While Leopard's features will be complete by June, the Cupertino-based company said it cannot deliver the quality release expected by its customers within that time. Apple now plans to show its developers a near final version of Leopard at the conference, give them a beta copy to take home so they can do their final testing, and ship the software in October.
"We think it will be well worth the wait," the company added. "Life often presents tradeoffs, and in this case we're sure we've made the right ones."
The move by Apple to delay its next-generation operating system roll-out confirms suspicions first raised by AppleInsider in an early March, when we reported that the number of pending issues with the software was unusual for an Apple product nearing its release deadline. (A large portion of the report was removed from AppleInsider at the demand of Apple Legal.)
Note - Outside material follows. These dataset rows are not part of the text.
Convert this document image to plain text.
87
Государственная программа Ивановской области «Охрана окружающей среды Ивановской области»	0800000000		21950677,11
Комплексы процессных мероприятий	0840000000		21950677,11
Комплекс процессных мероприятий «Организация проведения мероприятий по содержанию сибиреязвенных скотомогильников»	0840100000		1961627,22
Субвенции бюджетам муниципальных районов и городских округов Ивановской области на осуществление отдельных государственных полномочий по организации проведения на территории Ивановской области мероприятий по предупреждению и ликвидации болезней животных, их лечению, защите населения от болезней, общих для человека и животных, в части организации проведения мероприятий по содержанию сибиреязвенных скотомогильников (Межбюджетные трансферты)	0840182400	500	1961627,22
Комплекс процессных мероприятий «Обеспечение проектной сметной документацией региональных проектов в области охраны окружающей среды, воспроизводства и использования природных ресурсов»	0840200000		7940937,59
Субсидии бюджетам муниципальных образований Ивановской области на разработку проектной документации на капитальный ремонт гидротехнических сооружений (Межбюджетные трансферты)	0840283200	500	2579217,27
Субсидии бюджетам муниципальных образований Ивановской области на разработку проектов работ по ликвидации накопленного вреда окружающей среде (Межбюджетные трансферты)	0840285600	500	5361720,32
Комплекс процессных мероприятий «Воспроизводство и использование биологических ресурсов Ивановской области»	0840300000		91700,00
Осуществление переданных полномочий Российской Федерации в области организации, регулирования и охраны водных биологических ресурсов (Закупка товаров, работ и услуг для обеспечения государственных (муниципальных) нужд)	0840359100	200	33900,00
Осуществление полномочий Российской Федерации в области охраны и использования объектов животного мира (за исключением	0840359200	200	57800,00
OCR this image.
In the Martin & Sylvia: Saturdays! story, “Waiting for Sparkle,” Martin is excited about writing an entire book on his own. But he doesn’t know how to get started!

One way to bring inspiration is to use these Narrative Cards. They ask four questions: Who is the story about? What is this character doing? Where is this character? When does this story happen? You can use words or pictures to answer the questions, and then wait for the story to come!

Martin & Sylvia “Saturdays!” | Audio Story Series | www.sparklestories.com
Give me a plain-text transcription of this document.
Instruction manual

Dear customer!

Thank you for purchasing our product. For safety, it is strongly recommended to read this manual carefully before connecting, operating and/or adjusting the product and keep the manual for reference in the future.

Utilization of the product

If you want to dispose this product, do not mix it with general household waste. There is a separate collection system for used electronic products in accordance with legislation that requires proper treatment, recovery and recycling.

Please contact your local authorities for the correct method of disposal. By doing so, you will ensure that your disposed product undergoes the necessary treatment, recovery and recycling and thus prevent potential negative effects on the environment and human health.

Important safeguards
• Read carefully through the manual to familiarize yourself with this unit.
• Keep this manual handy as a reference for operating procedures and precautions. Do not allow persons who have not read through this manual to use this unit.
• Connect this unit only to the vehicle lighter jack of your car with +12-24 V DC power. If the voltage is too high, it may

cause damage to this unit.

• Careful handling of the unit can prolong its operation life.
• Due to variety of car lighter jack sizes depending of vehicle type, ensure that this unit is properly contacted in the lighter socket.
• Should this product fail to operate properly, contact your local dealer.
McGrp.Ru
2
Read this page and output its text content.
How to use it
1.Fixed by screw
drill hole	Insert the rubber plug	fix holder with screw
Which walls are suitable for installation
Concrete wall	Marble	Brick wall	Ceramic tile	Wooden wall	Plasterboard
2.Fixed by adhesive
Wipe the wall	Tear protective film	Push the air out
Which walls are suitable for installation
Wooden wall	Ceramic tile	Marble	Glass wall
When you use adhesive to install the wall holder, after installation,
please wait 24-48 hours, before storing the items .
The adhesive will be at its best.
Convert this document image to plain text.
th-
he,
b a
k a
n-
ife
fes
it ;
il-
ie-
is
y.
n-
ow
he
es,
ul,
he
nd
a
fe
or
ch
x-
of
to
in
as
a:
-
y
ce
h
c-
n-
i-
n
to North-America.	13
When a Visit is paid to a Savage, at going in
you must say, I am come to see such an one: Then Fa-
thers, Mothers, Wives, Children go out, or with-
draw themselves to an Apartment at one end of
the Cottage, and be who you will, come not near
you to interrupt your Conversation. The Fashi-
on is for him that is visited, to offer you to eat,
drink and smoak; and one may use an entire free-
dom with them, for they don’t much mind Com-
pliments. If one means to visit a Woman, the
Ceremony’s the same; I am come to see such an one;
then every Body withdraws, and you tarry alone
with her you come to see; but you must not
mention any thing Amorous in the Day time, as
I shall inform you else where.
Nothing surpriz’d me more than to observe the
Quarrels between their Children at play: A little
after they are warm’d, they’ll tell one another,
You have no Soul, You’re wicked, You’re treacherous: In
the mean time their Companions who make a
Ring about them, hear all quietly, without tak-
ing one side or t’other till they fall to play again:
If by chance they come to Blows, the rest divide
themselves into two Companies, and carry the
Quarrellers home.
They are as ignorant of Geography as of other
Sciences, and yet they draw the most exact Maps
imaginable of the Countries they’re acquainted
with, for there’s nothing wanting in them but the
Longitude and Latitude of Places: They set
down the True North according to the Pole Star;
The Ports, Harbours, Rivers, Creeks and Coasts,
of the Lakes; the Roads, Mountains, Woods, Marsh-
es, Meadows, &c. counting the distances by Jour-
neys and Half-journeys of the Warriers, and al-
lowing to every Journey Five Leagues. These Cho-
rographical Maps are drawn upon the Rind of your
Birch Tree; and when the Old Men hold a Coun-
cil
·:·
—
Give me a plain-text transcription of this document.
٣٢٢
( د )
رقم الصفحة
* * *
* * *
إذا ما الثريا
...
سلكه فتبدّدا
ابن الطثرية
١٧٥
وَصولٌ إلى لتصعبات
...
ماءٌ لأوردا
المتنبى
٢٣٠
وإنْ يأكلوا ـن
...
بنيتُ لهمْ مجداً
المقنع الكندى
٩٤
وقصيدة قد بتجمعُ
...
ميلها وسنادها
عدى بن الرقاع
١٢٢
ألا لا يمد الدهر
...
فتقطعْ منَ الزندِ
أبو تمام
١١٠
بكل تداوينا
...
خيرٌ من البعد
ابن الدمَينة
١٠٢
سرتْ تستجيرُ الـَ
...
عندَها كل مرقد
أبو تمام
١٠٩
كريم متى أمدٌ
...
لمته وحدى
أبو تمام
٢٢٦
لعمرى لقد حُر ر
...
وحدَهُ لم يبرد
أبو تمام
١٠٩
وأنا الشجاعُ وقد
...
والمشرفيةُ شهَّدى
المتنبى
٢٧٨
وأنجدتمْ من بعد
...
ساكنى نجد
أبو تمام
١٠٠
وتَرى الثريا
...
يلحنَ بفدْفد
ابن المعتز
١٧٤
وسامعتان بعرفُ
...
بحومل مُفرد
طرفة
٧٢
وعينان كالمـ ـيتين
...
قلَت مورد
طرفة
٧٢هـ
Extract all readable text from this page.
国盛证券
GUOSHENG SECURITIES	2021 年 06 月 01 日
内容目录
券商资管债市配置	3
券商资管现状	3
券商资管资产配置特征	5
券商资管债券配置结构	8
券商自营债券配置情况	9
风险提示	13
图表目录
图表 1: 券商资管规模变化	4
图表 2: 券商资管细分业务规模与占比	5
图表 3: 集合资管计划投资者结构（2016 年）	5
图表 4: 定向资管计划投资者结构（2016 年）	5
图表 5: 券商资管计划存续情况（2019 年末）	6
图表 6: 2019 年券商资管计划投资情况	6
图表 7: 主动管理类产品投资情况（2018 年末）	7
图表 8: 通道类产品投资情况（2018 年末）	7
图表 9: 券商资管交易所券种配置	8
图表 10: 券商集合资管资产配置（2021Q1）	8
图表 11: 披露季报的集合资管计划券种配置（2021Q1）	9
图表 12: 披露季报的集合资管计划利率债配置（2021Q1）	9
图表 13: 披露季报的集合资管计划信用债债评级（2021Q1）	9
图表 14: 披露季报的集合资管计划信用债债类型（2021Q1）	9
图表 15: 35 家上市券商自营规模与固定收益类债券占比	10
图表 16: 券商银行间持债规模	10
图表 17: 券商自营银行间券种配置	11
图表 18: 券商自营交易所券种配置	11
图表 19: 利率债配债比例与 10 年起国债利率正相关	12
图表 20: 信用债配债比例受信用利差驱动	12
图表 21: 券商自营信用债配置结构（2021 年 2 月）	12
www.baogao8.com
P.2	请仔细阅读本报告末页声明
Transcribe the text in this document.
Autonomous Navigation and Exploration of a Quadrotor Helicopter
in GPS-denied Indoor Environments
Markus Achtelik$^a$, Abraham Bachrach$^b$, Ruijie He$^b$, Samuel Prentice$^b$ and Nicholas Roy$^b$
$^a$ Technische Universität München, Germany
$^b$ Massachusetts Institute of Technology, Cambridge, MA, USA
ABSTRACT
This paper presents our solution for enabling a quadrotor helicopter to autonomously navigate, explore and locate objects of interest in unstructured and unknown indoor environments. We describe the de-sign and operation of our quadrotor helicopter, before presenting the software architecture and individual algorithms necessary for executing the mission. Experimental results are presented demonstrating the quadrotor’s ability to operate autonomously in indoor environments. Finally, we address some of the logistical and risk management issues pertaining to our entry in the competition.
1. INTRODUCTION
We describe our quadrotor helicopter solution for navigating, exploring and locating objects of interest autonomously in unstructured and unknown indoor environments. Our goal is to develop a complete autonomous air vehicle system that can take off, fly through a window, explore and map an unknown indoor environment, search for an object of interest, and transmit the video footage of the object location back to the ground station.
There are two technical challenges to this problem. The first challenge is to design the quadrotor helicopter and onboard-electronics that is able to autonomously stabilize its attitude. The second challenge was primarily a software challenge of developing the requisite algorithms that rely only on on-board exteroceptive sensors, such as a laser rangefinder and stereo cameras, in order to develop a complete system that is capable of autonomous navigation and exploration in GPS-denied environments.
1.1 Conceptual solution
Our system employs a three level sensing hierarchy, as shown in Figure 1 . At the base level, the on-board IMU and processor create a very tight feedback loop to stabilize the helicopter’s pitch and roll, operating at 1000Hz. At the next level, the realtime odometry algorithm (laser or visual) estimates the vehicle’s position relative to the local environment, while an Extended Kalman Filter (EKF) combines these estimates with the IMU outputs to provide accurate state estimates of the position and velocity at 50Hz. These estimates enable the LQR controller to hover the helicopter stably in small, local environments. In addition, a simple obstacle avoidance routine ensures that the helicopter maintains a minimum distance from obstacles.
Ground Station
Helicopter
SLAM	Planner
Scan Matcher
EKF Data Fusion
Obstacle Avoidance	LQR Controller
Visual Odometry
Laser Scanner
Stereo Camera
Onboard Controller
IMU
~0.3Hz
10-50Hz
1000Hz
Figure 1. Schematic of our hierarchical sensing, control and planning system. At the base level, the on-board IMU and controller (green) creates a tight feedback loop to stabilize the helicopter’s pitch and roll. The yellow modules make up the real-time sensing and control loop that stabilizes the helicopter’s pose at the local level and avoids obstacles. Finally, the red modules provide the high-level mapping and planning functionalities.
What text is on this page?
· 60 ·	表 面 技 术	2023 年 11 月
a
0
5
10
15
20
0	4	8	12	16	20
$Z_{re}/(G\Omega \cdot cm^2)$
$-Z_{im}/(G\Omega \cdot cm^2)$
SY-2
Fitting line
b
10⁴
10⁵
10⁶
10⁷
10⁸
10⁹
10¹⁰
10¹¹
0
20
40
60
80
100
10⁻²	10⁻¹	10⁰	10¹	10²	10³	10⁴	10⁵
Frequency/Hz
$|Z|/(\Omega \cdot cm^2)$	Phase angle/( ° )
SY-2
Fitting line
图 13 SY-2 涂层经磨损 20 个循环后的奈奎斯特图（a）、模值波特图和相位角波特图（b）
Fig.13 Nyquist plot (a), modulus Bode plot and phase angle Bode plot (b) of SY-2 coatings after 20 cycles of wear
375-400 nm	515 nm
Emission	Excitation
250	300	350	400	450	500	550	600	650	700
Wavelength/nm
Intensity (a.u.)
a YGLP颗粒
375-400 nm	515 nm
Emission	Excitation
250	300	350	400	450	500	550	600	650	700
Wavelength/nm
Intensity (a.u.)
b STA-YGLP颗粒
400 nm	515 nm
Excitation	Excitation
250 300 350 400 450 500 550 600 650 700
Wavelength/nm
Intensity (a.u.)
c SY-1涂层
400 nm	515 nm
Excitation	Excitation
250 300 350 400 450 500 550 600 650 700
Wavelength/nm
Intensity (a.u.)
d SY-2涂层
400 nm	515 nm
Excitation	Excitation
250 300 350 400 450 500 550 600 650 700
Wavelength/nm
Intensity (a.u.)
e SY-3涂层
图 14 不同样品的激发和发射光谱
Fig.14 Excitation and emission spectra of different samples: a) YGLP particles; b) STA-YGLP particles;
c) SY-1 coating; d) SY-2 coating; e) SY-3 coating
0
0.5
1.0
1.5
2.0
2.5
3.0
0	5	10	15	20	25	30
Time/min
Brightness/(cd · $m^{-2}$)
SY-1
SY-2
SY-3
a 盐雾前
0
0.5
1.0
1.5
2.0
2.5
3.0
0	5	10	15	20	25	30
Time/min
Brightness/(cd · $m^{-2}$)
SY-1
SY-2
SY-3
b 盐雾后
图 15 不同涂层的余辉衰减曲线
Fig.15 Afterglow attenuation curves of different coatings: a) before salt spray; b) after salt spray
In releasing the latest developmental build of Leopard this week, Apple was seemingly unable to chip away at the majority of the critical issues affecting the software. In fact, the number of issues appeared to have swelled from the build released in early March.
Rumors that Apple would be forced to delay the release of Leopard first gained some attention in late March when Taiwanese rumor site DigiTimes reported that the company would push the release out to October. The report, however, was largely discounted when Apple issued a statement to one analyst vehemently denying any such delay.